While these apps may not have much of an effect on ending the pandemic, our conversations around them have brought to light the many gaps we have in our understanding and control of the public use of personal data. Moving forward we have to start thinking of privacy as a spectrum of choices for the user, and begin the long, hard work of defining guardrails for how to safely use public health data for good. That way, when the next pandemic hits—which I hope won't happen for at least another 100 years—we might be able to use technology to stop it.
This is part one of a two-part episode where Wilbert Van Panhuis, an infectious disease epidemiologist at the University of Pittsburgh; Tom Mitchell, the Lead Technologist of the Block Center and a computer scientist at Carnegie Mellon University; and Scott Andes, the Executive Director of the Block Center, use their expertise to point out the delicate balance between protecting public health using data collection and protecting personal privacy during an emergency.
This episode is actually an excerpt from host Justin Robert Young's other podcast, Politics Politics Politics, where Cindy Cohn, Executive Director of the Electronic Frontier Foundation, challenges the need for contact tracing apps with logical, compelling arguments, and shares the three things she looks at when examining technology. If you're only going to listen to one of these episodes, make it this one.
In this episode, Rebecca Heilweil, AI+algorithms reporter at Vox, and Timothy Grose, Associate Prof of China Studies at Rose-Hulman Institute of Technology, examine how the Chinese government has used extreme measures of surveillance to get the Coronavirus under control, and question what effect their methods will have on how the U.S. handles the pandemic.

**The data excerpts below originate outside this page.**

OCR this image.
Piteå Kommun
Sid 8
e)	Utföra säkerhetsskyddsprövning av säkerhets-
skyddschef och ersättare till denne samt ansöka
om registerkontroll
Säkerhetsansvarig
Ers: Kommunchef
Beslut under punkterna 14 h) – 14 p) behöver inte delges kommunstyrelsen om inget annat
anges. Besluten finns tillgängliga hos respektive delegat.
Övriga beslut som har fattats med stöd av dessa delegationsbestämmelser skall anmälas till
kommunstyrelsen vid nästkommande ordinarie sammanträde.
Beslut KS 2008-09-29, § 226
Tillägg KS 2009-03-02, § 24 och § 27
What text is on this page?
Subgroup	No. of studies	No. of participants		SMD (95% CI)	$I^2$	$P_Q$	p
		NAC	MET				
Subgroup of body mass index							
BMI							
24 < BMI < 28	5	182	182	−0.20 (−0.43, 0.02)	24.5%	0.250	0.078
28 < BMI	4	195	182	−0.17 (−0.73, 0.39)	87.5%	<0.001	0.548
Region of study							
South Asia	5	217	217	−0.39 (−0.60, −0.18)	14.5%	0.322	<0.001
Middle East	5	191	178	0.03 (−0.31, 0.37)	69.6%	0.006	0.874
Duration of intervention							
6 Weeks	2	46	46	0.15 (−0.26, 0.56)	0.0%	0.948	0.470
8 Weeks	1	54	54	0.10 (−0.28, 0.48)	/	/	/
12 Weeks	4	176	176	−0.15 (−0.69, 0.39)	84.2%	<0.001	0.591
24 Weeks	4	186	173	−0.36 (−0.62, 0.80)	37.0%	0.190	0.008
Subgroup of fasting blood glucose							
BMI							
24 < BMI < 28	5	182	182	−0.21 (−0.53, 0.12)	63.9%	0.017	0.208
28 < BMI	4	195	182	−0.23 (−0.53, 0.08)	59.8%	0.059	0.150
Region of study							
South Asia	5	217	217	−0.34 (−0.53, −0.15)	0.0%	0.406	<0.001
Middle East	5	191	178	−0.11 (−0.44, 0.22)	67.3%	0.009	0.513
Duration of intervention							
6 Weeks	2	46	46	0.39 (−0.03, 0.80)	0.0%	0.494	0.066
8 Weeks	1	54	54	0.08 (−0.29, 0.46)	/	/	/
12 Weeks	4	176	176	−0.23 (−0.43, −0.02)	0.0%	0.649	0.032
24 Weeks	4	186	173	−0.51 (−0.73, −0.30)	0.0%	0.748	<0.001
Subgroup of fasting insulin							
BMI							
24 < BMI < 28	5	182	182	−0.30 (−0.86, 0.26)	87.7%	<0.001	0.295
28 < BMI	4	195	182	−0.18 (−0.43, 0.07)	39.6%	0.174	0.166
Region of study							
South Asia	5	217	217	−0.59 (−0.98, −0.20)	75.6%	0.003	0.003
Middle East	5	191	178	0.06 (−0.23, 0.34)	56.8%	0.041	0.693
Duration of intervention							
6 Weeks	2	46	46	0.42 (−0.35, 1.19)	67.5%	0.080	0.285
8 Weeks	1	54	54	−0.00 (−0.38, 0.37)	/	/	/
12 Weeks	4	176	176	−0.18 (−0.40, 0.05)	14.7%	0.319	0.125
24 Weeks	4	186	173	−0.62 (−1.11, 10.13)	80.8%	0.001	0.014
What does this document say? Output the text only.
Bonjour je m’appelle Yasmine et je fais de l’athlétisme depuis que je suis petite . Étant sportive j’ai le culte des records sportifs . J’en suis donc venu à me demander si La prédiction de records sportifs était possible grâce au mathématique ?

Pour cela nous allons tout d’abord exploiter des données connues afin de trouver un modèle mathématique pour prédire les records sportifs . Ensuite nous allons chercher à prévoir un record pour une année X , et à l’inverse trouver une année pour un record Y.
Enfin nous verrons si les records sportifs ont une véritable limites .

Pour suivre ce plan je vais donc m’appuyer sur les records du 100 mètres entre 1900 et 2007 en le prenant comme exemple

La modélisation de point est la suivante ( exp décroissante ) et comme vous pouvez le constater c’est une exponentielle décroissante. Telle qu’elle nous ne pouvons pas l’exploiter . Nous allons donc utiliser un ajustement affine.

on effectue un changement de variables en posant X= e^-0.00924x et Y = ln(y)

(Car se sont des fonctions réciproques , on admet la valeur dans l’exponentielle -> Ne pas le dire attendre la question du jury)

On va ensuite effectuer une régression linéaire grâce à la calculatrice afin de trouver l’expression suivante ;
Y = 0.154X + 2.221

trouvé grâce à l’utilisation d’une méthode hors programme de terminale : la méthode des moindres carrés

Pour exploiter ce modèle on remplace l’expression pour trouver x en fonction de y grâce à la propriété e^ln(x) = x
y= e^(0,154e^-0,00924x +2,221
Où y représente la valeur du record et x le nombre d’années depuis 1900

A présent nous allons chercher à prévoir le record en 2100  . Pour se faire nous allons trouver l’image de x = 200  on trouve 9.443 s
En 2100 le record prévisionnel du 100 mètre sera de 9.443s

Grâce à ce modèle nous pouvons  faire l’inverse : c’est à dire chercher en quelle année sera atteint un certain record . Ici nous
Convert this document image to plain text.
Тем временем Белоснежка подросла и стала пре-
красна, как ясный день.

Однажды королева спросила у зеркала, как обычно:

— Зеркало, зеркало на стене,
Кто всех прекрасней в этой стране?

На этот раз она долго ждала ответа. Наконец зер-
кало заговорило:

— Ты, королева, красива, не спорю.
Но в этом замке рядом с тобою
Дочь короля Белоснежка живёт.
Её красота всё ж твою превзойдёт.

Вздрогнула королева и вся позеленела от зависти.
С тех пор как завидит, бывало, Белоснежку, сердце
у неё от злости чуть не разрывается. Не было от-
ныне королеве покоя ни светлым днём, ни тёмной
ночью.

Casey Newton, Silicon Valley Editor at the Verge, fills us in on how the location data that is already being collected can be used to monitor and fight the spread of the virus, and why privacy advocates are actually in favor of it.
Michael Mina, Epidemiologist, Immunologist & Physician at Harvard School of Public Health & Harvard Med School, explains in very digestible details the trajectory of the virus transmission, and shares how the $1 paper strip saliva tests he created can be used to make reopening the country much, much safer by allowing people to test themselves every day at home.
This is a roundtable discussion about how the Australian contact tracing app works, its potential, and what the government could do to make people feel safer about using it. They ask all the right questions and give a lot of clarity to the major issues with contact tracing apps in general.